London Gatwick Airport (LGW) has formally submitted its plans for a £2.2 billion ($2.8 billion) expansion project to see its second runway come into regular use and allow the airport to double its passenger capacity to around 75 million travelers annually.
On Thursday, July 6, the airport submitted its official proposals to the Planning Inspectorate (PINS), outlining the details of the expansion project and the benefits it will bring to the area. According to London Gatwick, the proposed expansion would create around 14,000 new jobs and contribute around £1 billion ($1.3 billion) annually to the local economy.
London’s secondary airport already has a second runway—the Northern Runway—although it is currently only used for taxiing and when the main runway is out of use. But Gatwick revived its long-standing plans to turn it into a permanent commercial runway in 2021, as demand for international travel surged again following the COVID-19 pandemic.

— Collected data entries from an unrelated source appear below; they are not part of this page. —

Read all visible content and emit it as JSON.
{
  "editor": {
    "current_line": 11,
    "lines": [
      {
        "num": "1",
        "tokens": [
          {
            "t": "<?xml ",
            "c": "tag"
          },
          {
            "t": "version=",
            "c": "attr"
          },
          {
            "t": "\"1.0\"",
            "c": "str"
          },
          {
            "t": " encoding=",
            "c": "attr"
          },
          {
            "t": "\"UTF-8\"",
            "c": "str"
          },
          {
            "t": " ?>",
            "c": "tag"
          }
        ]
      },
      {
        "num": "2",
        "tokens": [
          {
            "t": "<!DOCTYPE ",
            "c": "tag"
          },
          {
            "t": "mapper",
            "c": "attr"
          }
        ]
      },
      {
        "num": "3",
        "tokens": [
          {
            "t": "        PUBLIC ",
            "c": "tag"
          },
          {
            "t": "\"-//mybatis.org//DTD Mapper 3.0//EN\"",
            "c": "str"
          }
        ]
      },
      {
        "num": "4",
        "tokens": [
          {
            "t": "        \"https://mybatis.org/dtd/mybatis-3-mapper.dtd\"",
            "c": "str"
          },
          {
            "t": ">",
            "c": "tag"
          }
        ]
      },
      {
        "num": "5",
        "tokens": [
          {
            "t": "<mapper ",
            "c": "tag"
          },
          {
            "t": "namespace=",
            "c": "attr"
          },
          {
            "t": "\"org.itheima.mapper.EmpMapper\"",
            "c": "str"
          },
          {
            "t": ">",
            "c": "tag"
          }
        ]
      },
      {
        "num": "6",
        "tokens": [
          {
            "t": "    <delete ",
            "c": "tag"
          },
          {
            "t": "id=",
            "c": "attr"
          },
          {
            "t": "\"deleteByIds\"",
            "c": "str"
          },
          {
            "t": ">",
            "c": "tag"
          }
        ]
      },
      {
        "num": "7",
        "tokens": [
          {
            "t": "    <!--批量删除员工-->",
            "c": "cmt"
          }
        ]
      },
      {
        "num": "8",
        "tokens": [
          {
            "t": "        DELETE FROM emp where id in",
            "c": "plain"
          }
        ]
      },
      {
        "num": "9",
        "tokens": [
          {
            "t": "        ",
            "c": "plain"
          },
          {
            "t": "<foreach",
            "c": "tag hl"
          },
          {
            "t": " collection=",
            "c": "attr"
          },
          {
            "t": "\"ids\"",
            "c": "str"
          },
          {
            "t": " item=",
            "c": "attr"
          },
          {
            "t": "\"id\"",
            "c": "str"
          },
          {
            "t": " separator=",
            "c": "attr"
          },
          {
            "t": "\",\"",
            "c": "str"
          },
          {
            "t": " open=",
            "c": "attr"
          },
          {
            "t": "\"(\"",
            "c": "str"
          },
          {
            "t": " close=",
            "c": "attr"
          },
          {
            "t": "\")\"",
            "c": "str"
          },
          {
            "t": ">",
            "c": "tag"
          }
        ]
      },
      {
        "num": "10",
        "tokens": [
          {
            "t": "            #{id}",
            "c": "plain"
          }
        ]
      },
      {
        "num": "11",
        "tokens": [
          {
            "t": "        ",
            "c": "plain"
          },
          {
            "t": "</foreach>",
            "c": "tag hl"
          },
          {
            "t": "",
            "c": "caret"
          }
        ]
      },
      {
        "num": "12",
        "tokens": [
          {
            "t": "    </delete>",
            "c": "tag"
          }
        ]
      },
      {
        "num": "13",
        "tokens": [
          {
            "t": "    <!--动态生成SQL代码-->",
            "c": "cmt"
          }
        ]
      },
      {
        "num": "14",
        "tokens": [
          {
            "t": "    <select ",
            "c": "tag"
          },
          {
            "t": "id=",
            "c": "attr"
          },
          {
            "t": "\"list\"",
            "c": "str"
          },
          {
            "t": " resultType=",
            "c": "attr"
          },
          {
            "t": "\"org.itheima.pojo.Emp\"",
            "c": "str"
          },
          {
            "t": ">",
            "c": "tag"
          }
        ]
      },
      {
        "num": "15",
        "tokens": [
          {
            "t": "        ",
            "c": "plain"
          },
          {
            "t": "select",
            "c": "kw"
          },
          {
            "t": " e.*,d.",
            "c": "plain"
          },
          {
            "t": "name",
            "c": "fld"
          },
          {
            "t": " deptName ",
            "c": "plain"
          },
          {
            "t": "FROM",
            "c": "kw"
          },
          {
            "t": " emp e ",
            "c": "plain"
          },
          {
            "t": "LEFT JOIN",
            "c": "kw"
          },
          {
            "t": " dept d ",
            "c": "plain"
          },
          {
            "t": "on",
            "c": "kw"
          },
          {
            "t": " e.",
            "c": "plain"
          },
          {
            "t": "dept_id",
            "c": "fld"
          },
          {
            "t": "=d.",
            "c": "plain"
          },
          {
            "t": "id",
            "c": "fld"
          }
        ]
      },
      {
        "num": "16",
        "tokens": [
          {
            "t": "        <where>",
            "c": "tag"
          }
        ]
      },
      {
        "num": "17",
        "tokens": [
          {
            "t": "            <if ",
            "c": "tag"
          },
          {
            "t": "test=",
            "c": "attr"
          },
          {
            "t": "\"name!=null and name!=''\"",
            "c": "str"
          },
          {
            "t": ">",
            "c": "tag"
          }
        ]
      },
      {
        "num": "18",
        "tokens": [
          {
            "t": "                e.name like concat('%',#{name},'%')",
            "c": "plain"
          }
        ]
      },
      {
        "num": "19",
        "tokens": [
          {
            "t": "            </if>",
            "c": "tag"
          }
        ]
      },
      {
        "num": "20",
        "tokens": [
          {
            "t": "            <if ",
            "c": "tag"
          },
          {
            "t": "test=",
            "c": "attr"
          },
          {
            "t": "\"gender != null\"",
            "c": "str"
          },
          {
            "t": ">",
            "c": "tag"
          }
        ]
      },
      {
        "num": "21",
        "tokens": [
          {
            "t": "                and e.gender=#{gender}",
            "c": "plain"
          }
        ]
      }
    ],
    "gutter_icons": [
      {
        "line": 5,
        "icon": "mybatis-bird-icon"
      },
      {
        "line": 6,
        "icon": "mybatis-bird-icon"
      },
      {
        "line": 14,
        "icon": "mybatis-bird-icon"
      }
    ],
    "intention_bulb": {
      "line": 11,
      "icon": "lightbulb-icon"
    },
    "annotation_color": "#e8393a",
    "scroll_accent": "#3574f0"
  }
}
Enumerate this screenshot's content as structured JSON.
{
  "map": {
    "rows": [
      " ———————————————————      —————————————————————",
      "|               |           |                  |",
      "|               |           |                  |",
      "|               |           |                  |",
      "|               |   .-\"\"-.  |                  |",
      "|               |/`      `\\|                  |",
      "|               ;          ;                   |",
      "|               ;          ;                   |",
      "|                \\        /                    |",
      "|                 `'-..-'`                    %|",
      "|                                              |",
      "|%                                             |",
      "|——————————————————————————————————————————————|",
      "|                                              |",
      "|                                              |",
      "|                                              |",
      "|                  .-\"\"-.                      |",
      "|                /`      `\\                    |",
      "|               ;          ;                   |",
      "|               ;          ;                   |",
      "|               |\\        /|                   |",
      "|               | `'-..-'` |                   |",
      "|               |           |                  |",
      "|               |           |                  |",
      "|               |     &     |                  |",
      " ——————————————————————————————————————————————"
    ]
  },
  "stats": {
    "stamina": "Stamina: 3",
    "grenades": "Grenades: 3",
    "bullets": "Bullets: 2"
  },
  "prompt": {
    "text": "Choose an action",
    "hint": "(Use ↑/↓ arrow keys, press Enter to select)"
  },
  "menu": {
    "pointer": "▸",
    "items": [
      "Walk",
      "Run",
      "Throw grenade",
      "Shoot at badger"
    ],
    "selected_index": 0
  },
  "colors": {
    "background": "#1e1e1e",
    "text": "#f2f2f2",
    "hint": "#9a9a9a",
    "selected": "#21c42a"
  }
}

Under the multi-billion dollar expansion plans, Gatwick’s total capacity would increase to around 75 million passengers annually by the late 2030s. This would make LGW rival London’s current primary hub—London Heathrow (LHR)—as the U.K. capital’s main airport. London Gatwick served 32.8 million passengers in 2022, compared to the 61.6 million served by Heathrow last year.
“The Northern Runway plan will help secure the long-term future of the airport and economic prosperity for thousands of families, businesses, and future generations across the region,” said Stewart Wingate, CEO of Gatwick Airport.
“If approved, our plan will also improve airport resilience, meet future passenger demand, and increase competition in the London airport market, by providing vital new international connections to support ‘Global Britain’.”
Wingate added, “The consultation and engagement activity over the past two years has been hugely valuable in shaping our plans to ensure they best meet the needs and requirements of local people, as well as our airlines, passengers and other stakeholders. We are confident that our plans are both economically and environmentally robust.”
However, the airport’s plans have been met with opposition from campaigners, who claim that any expansion would severely impact noise and air pollution levels in the surrounding area while also significantly increasing carbon emissions.
“We consider that Gatwick is busy enough,” said Peter Barclay from the Gatwick Area Conservation Campaign. “Carbon emissions has to be our greatest concern. We have to think about the future of our children and our grandchildren and future generations.”
Even the Mayor of London, Sadiq Khan, who had previously given his public support for Gatwick’s expansion plans, seems to have changed his position to one of objection as it doesn’t fit the city’s sustainability goals.
A spokesperson for the Mayor told The Guardian that he is “committed to making London net zero by 2030 and reducing air pollution.”
“The aviation sector needs to play a part in this and not undermine our efforts to achieve this goal. The Mayor fails to see how any airport expansion can be justified if it is incompatible with tackling the climate crisis and achieving our net zero targets.”
A decision on whether the expansion plans can go ahead is expected to be made by the end of 2024.